Consider the SEP IRA if:
- You value simplicity and low administrative burden
- You want the easiest setup with minimal paperwork
- You don’t care about loan provisions
Consider the Solo 401(k) if:
- You have lower self-employment income but want to contribute more
- You might need loan provisions
- You’re okay with additional administrative work and cost
- There are set up and ongoing administrative costs associated with the Solo 401(k) that should be taken into consideration when making your decision.
The Bottom Line: Don’t Leave Money on the Table
If you’re earning 1099 income and not leveraging one of these retirement plans, you’re potentially missing out on tax savings and future growth potential.
For those with self-employment income, implementing the right retirement strategy can provide annual tax savings while accelerating their path towards financial independence.

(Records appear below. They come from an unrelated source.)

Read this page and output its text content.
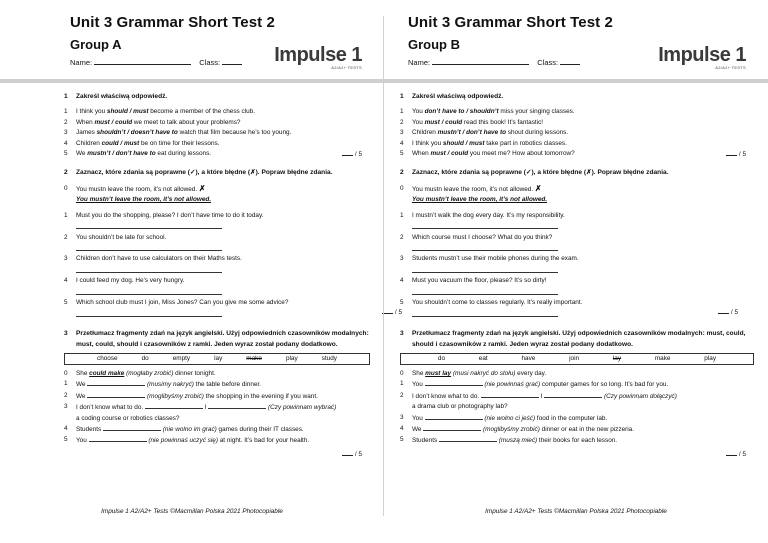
Unit 3 Grammar Short Test 2
Group A
Name:	Class:	Impulse 1
A2/A2+ TESTS
1 Zakreśl właściwą odpowiedź.
1 I think you should / must become a member of the chess club.
2 When must / could we meet to talk about your problems?
3 James shouldn’t / doesn’t have to watch that film because he’s too young.
4 Children could / must be on time for their lessons.
5 We mustn’t / don’t have to eat during lessons.	/ 5
2 Zaznacz, które zdania są poprawne (✓), a które błędne (✗). Popraw błędne zdania.
0 You mustn leave the room, it’s not allowed. ✗
You mustn’t leave the room, it’s not allowed.
1 Must you do the shopping, please? I don’t have time to do it today.
2 You shouldn’t be late for school.
3 Children don’t have to use calculators on their Maths tests.
4 I could feed my dog. He’s very hungry.
5 Which school club must I join, Miss Jones? Can you give me some advice?
/ 5
3 Przetłumacz fragmenty zdań na język angielski. Użyj odpowiednich czasowników modalnych: must, could, should i czasowników z ramki. Jeden wyraz został podany dodatkowo.
choose	do	empty	lay	make	play	study
0 She could make (mogłaby zrobić) dinner tonight.
1 We	(musimy nakryć) the table before dinner.
2 We	(moglibyśmy zrobić) the shopping in the evening if you want.
3 I don’t know what to do.	I	(Czy powinnam wybrać)
a coding course or robotics classes?
4 Students	(nie wolno im grać) games during their IT classes.
5 You	(nie powinnaś uczyć się) at night. It’s bad for your health.
/ 5
Impulse 1 A2/A2+ Tests ©Macmillan Polska 2021 Photocopiable
Unit 3 Grammar Short Test 2
Group B
Name:	Class:	Impulse 1
A2/A2+ TESTS
1 Zakreśl właściwą odpowiedź.
1 You don’t have to / shouldn’t miss your singing classes.
2 You must / could read this book! It’s fantastic!
3 Children mustn’t / don’t have to shout during lessons.
4 I think you should / must take part in robotics classes.
5 When must / could you meet me? How about tomorrow?	/ 5
2 Zaznacz, które zdania są poprawne (✓), a które błędne (✗). Popraw błędne zdania.
0 You mustn leave the room, it’s not allowed. ✗
You mustn’t leave the room, it’s not allowed.
1 I mustn’t walk the dog every day. It’s my responsibility.
2 Which course must I choose? What do you think?
3 Students mustn’t use their mobile phones during the exam.
4 Must you vacuum the floor, please? It’s so dirty!
5 You shouldn’t come to classes regularly. It’s really important.
/ 5
3 Przetłumacz fragmenty zdań na język angielski. Użyj odpowiednich czasowników modalnych: must, could, should i czasowników z ramki. Jeden wyraz został podany dodatkowo.
do	eat	have	join	lay	make	play
0 She must lay (musi nakryć do stołu) every day.
1 You	(nie powinnaś grać) computer games for so long. It’s bad for you.
2 I don’t know what to do.	I	(Czy powinnam dołączyć)
a drama club or photography lab?
3 You	(nie wolno ci jeść) food in the computer lab.
4 We	(moglibyśmy zrobić) dinner or eat in the new pizzeria.
5 Students	(muszą mieć) their books for each lesson.
/ 5
Impulse 1 A2/A2+ Tests ©Macmillan Polska 2021 Photocopiable
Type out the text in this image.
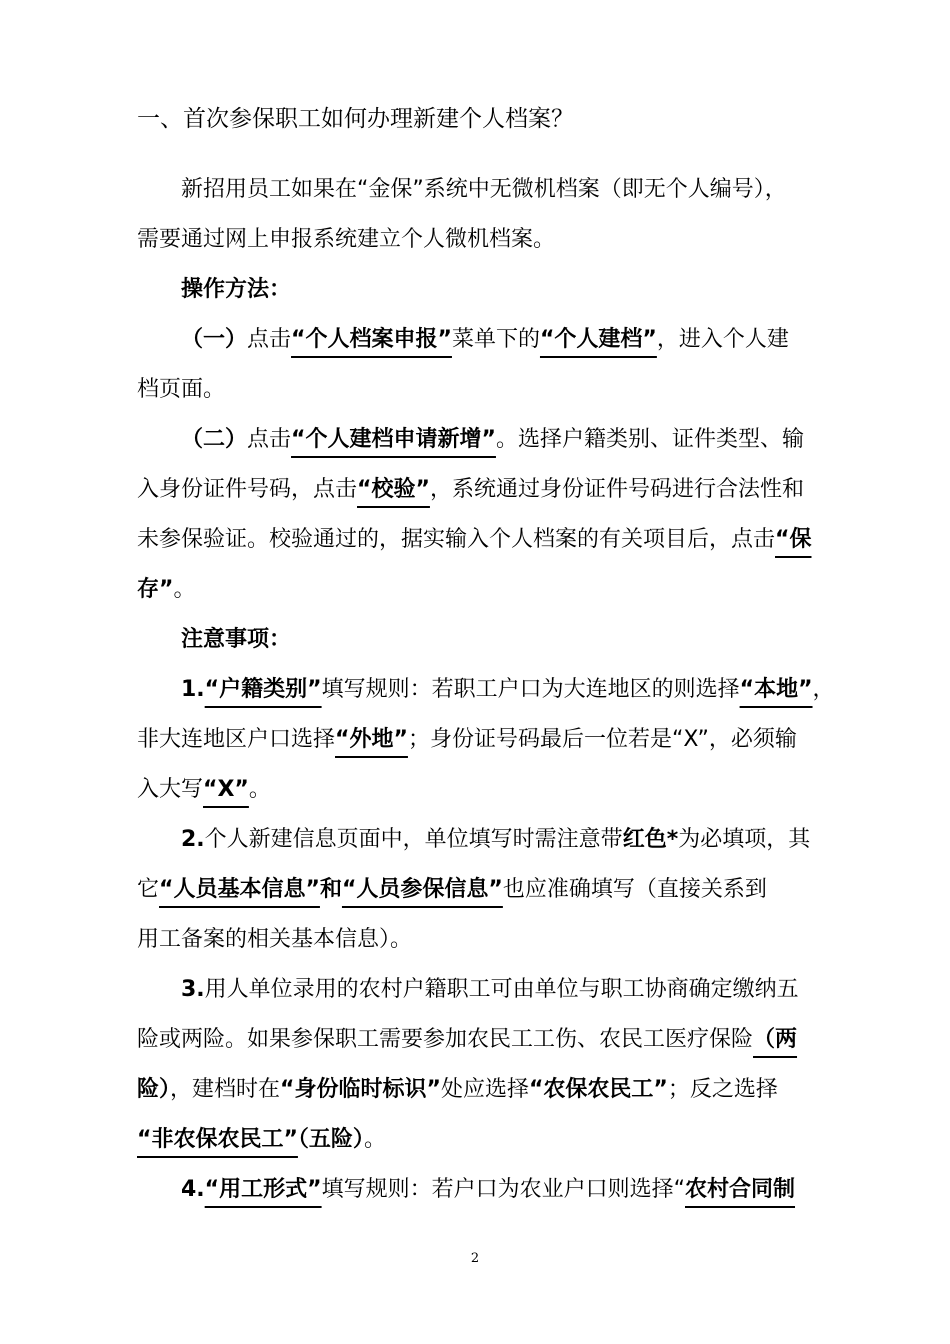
一、首次参保职工如何办理新建个人档案？
新招用员工如果在“金保”系统中无微机档案（即无个人编号），
需要通过网上申报系统建立个人微机档案。
操作方法：
（一）点击“个人档案申报”菜单下的“个人建档”，进入个人建
档页面。
（二）点击“个人建档申请新增”。选择户籍类别、证件类型、输
入身份证件号码，点击“校验”，系统通过身份证件号码进行合法性和
未参保验证。校验通过的，据实输入个人档案的有关项目后，点击“保
存”。
注意事项：
1.“户籍类别”填写规则：若职工户口为大连地区的则选择“本地”，
非大连地区户口选择“外地”；身份证号码最后一位若是“X”，必须输
入大写“X”。
2.个人新建信息页面中，单位填写时需注意带红色*为必填项，其
它“人员基本信息”和“人员参保信息”也应准确填写（直接关系到
用工备案的相关基本信息）。
3.用人单位录用的农村户籍职工可由单位与职工协商确定缴纳五
险或两险。如果参保职工需要参加农民工工伤、农民工医疗保险（两
险），建档时在“身份临时标识”处应选择“农保农民工”；反之选择
“非农保农民工”（五险）。
4.“用工形式”填写规则：若户口为农业户口则选择“农村合同制
2
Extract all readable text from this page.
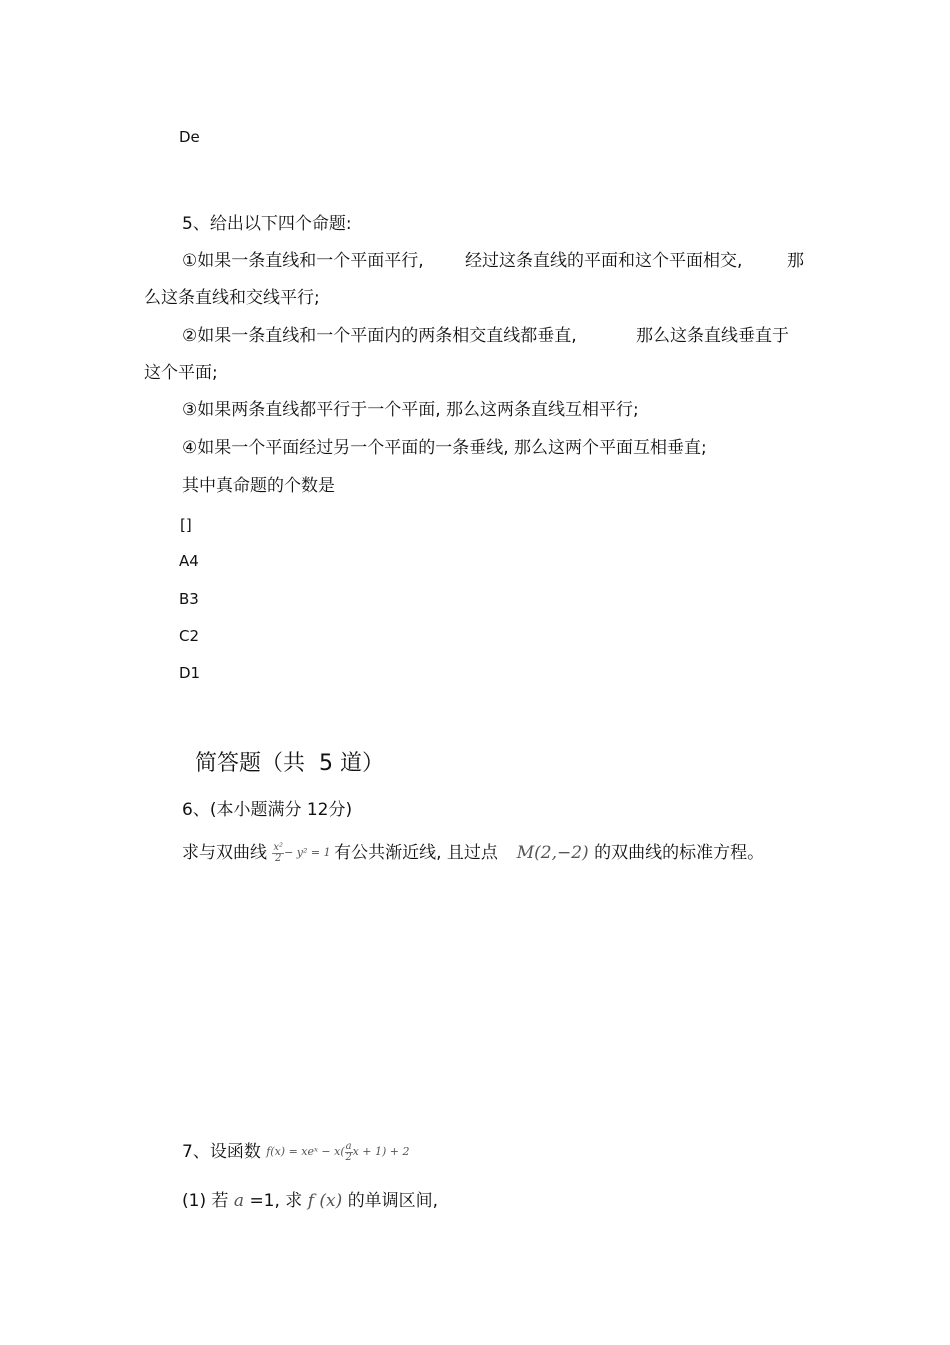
De
5、给出以下四个命题:
①如果一条直线和一个平面平行, 经过这条直线的平面和这个平面相交,	那
么这条直线和交线平行;
②如果一条直线和一个平面内的两条相交直线都垂直,	那么这条直线垂直于
这个平面;
③如果两条直线都平行于一个平面, 那么这两条直线互相平行;
④如果一个平面经过另一个平面的一条垂线, 那么这两个平面互相垂直;
其中真命题的个数是
[]
A4
B3
C2
D1
简答题（共 5 道）
6、(本小题满分 12分)
求与双曲线 $\frac{\text{x²}}{2} - y^2 = 1$ 有公共渐近线, 且过点 M(2,−2) 的双曲线的标准方程。
7、设函数 f(x) = xeˣ − $x( \frac{a}{2}$ x + 1) + 2
(1) 若 a =1, 求 f (x) 的单调区间,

Remember, setting up a retirement plan for your self-employment income isn’t just about tax savings today—it’s about building a secure and flexible financial future.
Ready to take the next step? Start by calculating your net self-employment income, determining your contribution capacity, and consulting with a financial planner who specializes in working with self-employed professionals to choose the right plan for your situation.

* 10% early withdrawal penalty may apply for withdrawals taken prior to age 59½ if no exceptions apply.
** Ordinary income tax and 10% early withdrawal penalty may apply to earnings withdrawn before the account has been open five years and the account owner has reached age 59/5. Exceptions may apply.
This information is for educational purposes only and should not be considered financial or tax advice. Please consult with qualified financial and tax professionals regarding your specific circumstances. All examples are hypothetical and are for illustrative purposes only.